Festa Tottenham al San Mamés di Bilbao. Grazie a una rete di Johnson gli Spurs battono il Manchester United e alzano al cielo l’Europa League. Ai Red Devils non basta un secondo tempo in forcing per trovare la rete. Il Tottenham torna così a vincere un trofeo dopo ben 17 anni, per lo United invece la delusione è tanta: per la squadra di Amorim stagione da dimenticare, chiusa con un ko in finale che non gli permetterà di partecipare a nessuna coppa europea nella prossima stagione.
Ritmi intensi nei primi minuti e qualche errore di troppo in fase di impostazione e disimpegno: quello di Maguire all’11, rischia di costare caro al Manchester United, ma Onana è bravo a intervenire su Johnson mentre sulla respinta Maguire si rifà e respinge la conclusione di Sarr. Lo United replica pochi minuti dopo, al 16’: Vicario non è perfetto in uscita sugli sviluppi di un calcio d’angolo, Diallo si avventa sulla palla e calcia in diagonale ma senza trovare la porta.
La partita si sblocca al 42’: Sarr crossa dalla sinistra, Johnson taglia in area di rigore, Shaw prova a contrastarlo per anticiparlo. La palla carambola sul braccio del difensore dello United, con Johnson che sfiora per ultimo e insacca in rete alle spalle di Onana. Tottenham in vantaggio.

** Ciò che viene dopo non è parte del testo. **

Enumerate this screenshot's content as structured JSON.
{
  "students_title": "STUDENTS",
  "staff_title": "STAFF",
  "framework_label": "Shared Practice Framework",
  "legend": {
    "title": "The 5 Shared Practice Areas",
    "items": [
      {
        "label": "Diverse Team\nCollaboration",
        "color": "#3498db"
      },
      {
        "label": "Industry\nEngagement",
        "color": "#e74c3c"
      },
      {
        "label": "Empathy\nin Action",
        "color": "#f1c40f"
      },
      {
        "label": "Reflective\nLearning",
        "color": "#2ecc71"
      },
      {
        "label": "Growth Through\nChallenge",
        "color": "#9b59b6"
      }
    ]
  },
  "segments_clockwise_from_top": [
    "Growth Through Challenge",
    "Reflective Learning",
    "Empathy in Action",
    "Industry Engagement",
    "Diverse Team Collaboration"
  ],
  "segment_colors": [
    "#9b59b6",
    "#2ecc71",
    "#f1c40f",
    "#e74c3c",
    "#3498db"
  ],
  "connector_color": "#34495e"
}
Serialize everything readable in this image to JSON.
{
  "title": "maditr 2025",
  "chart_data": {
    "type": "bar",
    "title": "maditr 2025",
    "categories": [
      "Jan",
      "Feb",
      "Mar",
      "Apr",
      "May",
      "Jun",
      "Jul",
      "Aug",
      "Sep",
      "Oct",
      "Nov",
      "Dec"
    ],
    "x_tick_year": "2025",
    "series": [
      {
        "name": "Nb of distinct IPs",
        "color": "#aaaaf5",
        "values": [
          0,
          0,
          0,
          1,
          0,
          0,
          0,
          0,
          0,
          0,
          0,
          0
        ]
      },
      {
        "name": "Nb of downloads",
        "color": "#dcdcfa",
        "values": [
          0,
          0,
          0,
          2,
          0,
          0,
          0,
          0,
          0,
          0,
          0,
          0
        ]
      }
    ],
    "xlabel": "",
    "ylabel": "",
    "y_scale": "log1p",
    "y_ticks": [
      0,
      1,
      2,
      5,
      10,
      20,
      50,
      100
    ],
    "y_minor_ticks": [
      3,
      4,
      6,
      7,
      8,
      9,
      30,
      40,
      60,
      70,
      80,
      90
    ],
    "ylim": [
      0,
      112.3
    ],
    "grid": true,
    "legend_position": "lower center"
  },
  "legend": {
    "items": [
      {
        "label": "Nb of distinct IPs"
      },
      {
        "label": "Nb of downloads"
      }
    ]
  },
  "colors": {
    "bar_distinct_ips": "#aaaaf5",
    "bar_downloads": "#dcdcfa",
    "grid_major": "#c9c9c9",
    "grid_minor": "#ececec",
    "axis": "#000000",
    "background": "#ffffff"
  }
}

Il secondo tempo è quasi tutto di marca United, che però non riesce a trovare la rete del pari.Al 58’ lo United è pericoloso con un calcio piazzato insidiosissimo di Bruno Fernandes: bravo Vicario a intervenire sulla palla sfiorata da Yoro. I Red Devils provano a spingere e al 68’ vanno a pochi centimetri dall’1-1: un’incerta uscita alta di Vicario si trasforma in un assist per Hojlund, che di testa colpisce a colpo sicuro ma Van De Ven è strepitoso a salvare sulla linea con un intervento acrobatico.

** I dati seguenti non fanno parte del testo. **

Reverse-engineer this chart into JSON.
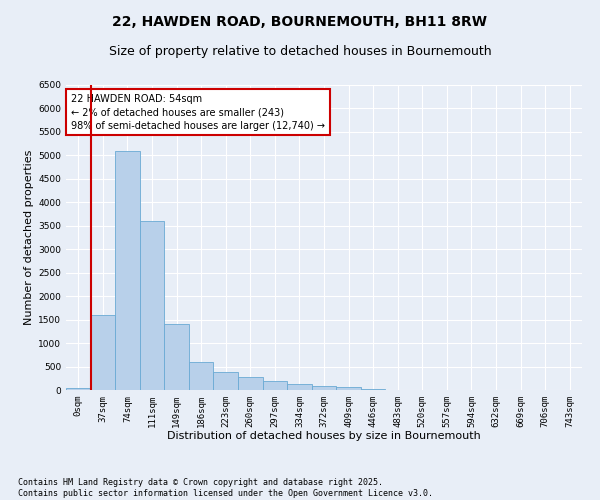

Al 72’ Bruno Fernandes si inserisce bene e colpisce di testa, senza però trovare la porta. Due minuti più tardi Garnacho, entrato molto bene in campo, si vede negare il goal del pari dalla parata di Vicario. Il forcing United prosegue fino alla fine, con il Tottenham che pensa solo a difendersi. Al 96’ Vicario riscatta una prova incerta con una parata decisiva sul colpo di testa di Shaw: una parata che dà il via alla festa Tottenham.